Explosion de l’Intelligence artificielle et limites planétaires : l’IA dépasse-t-elle les bornes ?
Résumé exécutif
L'intelligence artificielle s'installe dans les organisations à un rythme inédit, portée par des investissements massifs. Cet essor se heurte à une contrainte physique : il génère une demande supplémentaire d'électricité au moment même où l'électrification des usages conditionne la transition écologique de tous les autres secteurs. Il conduit aussi à une augmentation des émissions de GES qui menace les objectifs climatiques mondiaux.
Cette publication projette de manière tendancielle[1] à l'horizon 2030 les effets de l’accroissement mondial de la puissance de calcul sur la disponibilité des ressources (électricité, eau, matières premières) et sur le budget carbone mondial. Elle tire de l’état des lieux des limites physiques des recommandations pour concilier IA et durabilité tout au long de la chaîne de valeur. Des points de friction notables se dessinent :
• L'IA risque d’accaparer une part majeure des nouvelles capacités électriques mondiales. En 2030, elle consommerait environ 815 TWh d'électricité, soit 2,1 % de la consommation mondiale, mais surtout 13 % de l'accroissement total de la demande électrique entre 2025 et 2030. C'est la part de la croissance plutôt que la part du total qui fait l'enjeu. L'Irlande offre un exemple frappant : les centres de données y sont passés de 5 % de l'électricité comptée en 2015 à 23 % en 2025, conduisant le régulateur à instaurer dès 2021 un moratoire de raccordement dans la région de Dublin, remplacé fin 2025 par une obligation d'autoproduction.
• Ces volumes se traduisent par 330 millions de tCO2e, soit l’ordre de grandeur des émissions annuelles de la France en 2025. Cela représente 2,5 fois le budget carbone que le secteur numérique doit respecter jusqu’en 2030 pour rester aligné sous les 2°C.
• Le frein immédiat au développement de l’IA n'est pas la ressource, c'est le calendrier. Cinq ans au minimum sont nécessaires pour déployer de nouvelles capacités de production électriques bas-carbone. Pris dans leur course, les acteurs du numérique recourent à ce qui est immédiatement disponible : installation de turbines à gaz hors réseau directement adossées aux bâtiments et prolongation du fonctionnement de centrales à charbon dont la fermeture était programmée.
Pour la France, l'enjeu n'est pas la disponibilité immédiate d’électricité mais le raccordement. 18 GW sont aujourd'hui demandés et en partie réservés auprès de RTE pour de futurs centres de données, dont près de 80 % préemptés par les hyperscalers américains. De manière plus réaliste, le scénario central de RTE retient une augmentation des besoins de 15 à 20 TWh en 2030, soit 3 % de la consommation nationale.

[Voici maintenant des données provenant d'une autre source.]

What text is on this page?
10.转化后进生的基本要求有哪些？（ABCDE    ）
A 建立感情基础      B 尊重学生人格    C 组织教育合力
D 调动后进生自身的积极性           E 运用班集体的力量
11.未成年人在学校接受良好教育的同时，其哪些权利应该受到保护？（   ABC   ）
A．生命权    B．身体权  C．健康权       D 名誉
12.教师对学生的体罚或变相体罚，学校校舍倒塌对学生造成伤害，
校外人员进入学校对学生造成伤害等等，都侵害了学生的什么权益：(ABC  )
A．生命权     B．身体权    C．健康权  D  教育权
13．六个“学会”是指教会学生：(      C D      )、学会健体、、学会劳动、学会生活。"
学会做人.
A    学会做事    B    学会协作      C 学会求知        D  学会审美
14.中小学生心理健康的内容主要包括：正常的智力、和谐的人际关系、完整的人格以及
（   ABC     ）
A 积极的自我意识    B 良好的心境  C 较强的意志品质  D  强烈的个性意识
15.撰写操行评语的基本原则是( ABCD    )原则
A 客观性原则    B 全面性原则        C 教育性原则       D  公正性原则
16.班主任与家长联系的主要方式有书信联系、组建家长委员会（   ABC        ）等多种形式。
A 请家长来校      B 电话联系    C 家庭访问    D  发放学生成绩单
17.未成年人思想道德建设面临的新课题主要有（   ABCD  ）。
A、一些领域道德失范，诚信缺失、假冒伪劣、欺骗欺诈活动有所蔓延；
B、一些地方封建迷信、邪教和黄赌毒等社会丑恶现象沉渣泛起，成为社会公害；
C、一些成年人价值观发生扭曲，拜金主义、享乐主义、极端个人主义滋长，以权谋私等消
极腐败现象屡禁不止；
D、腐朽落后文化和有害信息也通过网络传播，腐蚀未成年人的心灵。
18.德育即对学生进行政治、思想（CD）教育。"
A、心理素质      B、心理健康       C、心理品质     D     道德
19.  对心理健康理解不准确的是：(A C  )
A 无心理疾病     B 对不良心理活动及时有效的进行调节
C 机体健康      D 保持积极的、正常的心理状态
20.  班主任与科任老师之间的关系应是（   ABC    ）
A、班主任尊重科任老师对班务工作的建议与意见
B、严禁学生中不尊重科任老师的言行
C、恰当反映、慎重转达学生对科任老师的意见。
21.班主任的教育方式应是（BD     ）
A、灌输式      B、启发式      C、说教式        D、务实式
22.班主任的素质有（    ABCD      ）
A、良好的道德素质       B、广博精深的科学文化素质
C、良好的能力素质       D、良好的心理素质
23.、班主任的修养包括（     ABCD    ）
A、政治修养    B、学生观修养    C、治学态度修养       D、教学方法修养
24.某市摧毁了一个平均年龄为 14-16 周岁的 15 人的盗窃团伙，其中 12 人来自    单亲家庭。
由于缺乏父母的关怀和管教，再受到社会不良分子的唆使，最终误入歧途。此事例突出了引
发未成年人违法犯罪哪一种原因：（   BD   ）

Si ces consommations sont loin d’avoisiner les 92 TWh exportés en 2025, les projets de datacenters IA pourraient néanmoins à terme entrer en concurrence frontale avec l'électrification de l’industrie française, du transport et du chauffage sur des problématiques de vitesse de raccordement au réseau.
• Taïwan, nœud amont critique, fragilise la chaîne de valeur. La consommation d'électricité attribuable à l'IA pourrait y passer de 5 à 27 TWh entre aujourd'hui et 2030, portée non par des centres de données mais par les fonderies de semi-conducteurs qui approvisionnent le monde en puces IA. Ces 22 TWh représentent près de la moitié de la consommation additionnelle projetée sur l'île, dont le mix électrique resterait fossile à 73 %.
• Concernant la ressource en eau, la moyenne mondiale masque des tensions locales aiguës. L'IA représenterait 0,1 % de l'eau consommée dans le monde, mais aux États-Unis, selon le World Resources Institute, deux tiers des centres de données construits ou mis en développement depuis 2022 se situent en zone de fort stress hydrique ou de sécheresse sévère. Le risque est double : continuité opérationnelle des sites, et concurrence avec les usages agricoles et domestiques. Des sècheresses à Taïwan menacent aussi la production de puces.
Les leviers d'action suivants semblent nécessaires pour concilier IA et respect des limites planétaires :
· Côté utilisateurs, associer sobriété des usages et IA frugale : Instaurer une culture du « juste besoin » (référentiel AFNOR Spec 2314, guides DINUM), se former à l'éco-prompting, contenir l'effet rebond et privilégier des modèles spécialisés légers plutôt que des LLM généralistes surdimensionnés pour les tâches simples.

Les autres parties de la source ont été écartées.